Petitioner appellant, a state prisoner, formerly at large on parole, had his parole revoked under procedures that he alleges were unconstitutional. In the light of present judicial concern over parole practices generally we are not prepared to say that his 42 U.S.C. § 1983 complaint which he sought to file in the district court is frivolous on its face. Nor did the district court. That court denied him leave to proceed in forma pauperis, under 28 U.S.C. § 1915(a), on the ground that he had sufficient means, thereby requiring him to pay the $15 filing fee. Petitioner admits to having a cash credit with the warden of $78.00. He lists no outstanding debts. The warden has certified that his credit is $218. Rather than pay the fee, petitioner brings this petition for mandamus, seeking an order recognizing his right to proceed in forma pauperis.

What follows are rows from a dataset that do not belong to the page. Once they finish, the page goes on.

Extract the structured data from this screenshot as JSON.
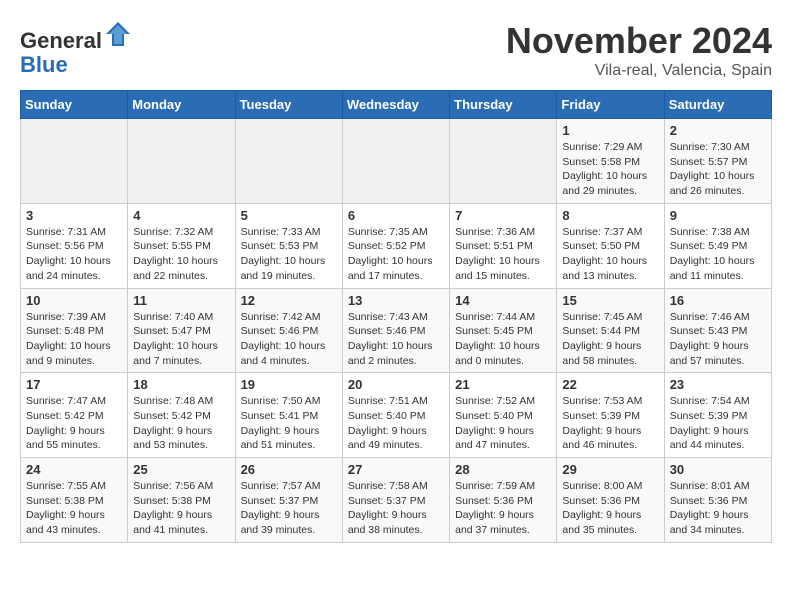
{
  "header": {
    "logo_general": "General",
    "logo_blue": "Blue",
    "month": "November 2024",
    "location": "Vila-real, Valencia, Spain"
  },
  "weekdays": [
    "Sunday",
    "Monday",
    "Tuesday",
    "Wednesday",
    "Thursday",
    "Friday",
    "Saturday"
  ],
  "weeks": [
    [
      {
        "day": "",
        "info": ""
      },
      {
        "day": "",
        "info": ""
      },
      {
        "day": "",
        "info": ""
      },
      {
        "day": "",
        "info": ""
      },
      {
        "day": "",
        "info": ""
      },
      {
        "day": "1",
        "info": "Sunrise: 7:29 AM\nSunset: 5:58 PM\nDaylight: 10 hours and 29 minutes."
      },
      {
        "day": "2",
        "info": "Sunrise: 7:30 AM\nSunset: 5:57 PM\nDaylight: 10 hours and 26 minutes."
      }
    ],
    [
      {
        "day": "3",
        "info": "Sunrise: 7:31 AM\nSunset: 5:56 PM\nDaylight: 10 hours and 24 minutes."
      },
      {
        "day": "4",
        "info": "Sunrise: 7:32 AM\nSunset: 5:55 PM\nDaylight: 10 hours and 22 minutes."
      },
      {
        "day": "5",
        "info": "Sunrise: 7:33 AM\nSunset: 5:53 PM\nDaylight: 10 hours and 19 minutes."
      },
      {
        "day": "6",
        "info": "Sunrise: 7:35 AM\nSunset: 5:52 PM\nDaylight: 10 hours and 17 minutes."
      },
      {
        "day": "7",
        "info": "Sunrise: 7:36 AM\nSunset: 5:51 PM\nDaylight: 10 hours and 15 minutes."
      },
      {
        "day": "8",
        "info": "Sunrise: 7:37 AM\nSunset: 5:50 PM\nDaylight: 10 hours and 13 minutes."
      },
      {
        "day": "9",
        "info": "Sunrise: 7:38 AM\nSunset: 5:49 PM\nDaylight: 10 hours and 11 minutes."
      }
    ],
    [
      {
        "day": "10",
        "info": "Sunrise: 7:39 AM\nSunset: 5:48 PM\nDaylight: 10 hours and 9 minutes."
      },
      {
        "day": "11",
        "info": "Sunrise: 7:40 AM\nSunset: 5:47 PM\nDaylight: 10 hours and 7 minutes."
      },
      {
        "day": "12",
        "info": "Sunrise: 7:42 AM\nSunset: 5:46 PM\nDaylight: 10 hours and 4 minutes."
      },
      {
        "day": "13",
        "info": "Sunrise: 7:43 AM\nSunset: 5:46 PM\nDaylight: 10 hours and 2 minutes."
      },
      {
        "day": "14",
        "info": "Sunrise: 7:44 AM\nSunset: 5:45 PM\nDaylight: 10 hours and 0 minutes."
      },
      {
        "day": "15",
        "info": "Sunrise: 7:45 AM\nSunset: 5:44 PM\nDaylight: 9 hours and 58 minutes."
      },
      {
        "day": "16",
        "info": "Sunrise: 7:46 AM\nSunset: 5:43 PM\nDaylight: 9 hours and 57 minutes."
      }
    ],
    [
      {
        "day": "17",
        "info": "Sunrise: 7:47 AM\nSunset: 5:42 PM\nDaylight: 9 hours and 55 minutes."
      },
      {
        "day": "18",
        "info": "Sunrise: 7:48 AM\nSunset: 5:42 PM\nDaylight: 9 hours and 53 minutes."
      },
      {
        "day": "19",
        "info": "Sunrise: 7:50 AM\nSunset: 5:41 PM\nDaylight: 9 hours and 51 minutes."
      },
      {
        "day": "20",
        "info": "Sunrise: 7:51 AM\nSunset: 5:40 PM\nDaylight: 9 hours and 49 minutes."
      },
      {
        "day": "21",
        "info": "Sunrise: 7:52 AM\nSunset: 5:40 PM\nDaylight: 9 hours and 47 minutes."
      },
      {
        "day": "22",
        "info": "Sunrise: 7:53 AM\nSunset: 5:39 PM\nDaylight: 9 hours and 46 minutes."
      },
      {
        "day": "23",
        "info": "Sunrise: 7:54 AM\nSunset: 5:39 PM\nDaylight: 9 hours and 44 minutes."
      }
    ],
    [
      {
        "day": "24",
        "info": "Sunrise: 7:55 AM\nSunset: 5:38 PM\nDaylight: 9 hours and 43 minutes."
      },
      {
        "day": "25",
        "info": "Sunrise: 7:56 AM\nSunset: 5:38 PM\nDaylight: 9 hours and 41 minutes."
      },
      {
        "day": "26",
        "info": "Sunrise: 7:57 AM\nSunset: 5:37 PM\nDaylight: 9 hours and 39 minutes."
      },
      {
        "day": "27",
        "info": "Sunrise: 7:58 AM\nSunset: 5:37 PM\nDaylight: 9 hours and 38 minutes."
      },
      {
        "day": "28",
        "info": "Sunrise: 7:59 AM\nSunset: 5:36 PM\nDaylight: 9 hours and 37 minutes."
      },
      {
        "day": "29",
        "info": "Sunrise: 8:00 AM\nSunset: 5:36 PM\nDaylight: 9 hours and 35 minutes."
      },
      {
        "day": "30",
        "info": "Sunrise: 8:01 AM\nSunset: 5:36 PM\nDaylight: 9 hours and 34 minutes."
      }
    ]
  ]
}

We have previously, in other connections, held that a plaintiff, even though of small means, could reasonably be asked to some small degree to "put his money where his mouth is," it being all too easy to file suits, even with sufficient pro forma allegations, if it costs nothing whatever to do so. We are not prepared to say that the district court's requirement in this case was such an abuse of discretion as would call for mandamus on our part.
Nor would we say that the court may not inquire whether, if a prisoner has no cash credit at the moment of filing, he had disabled himself by a recent drawing on his account, and if so, for what purposes.
The petition is dismissed. This ruling is without prejudice to a renewed request in the district court for leave to proceed in forma pauperis in order to meet some larger described expense subsequently faced. Cf. Green v. Cotton Concentration Co., S.D.Tex., 1968, 294 F. Supp. 34.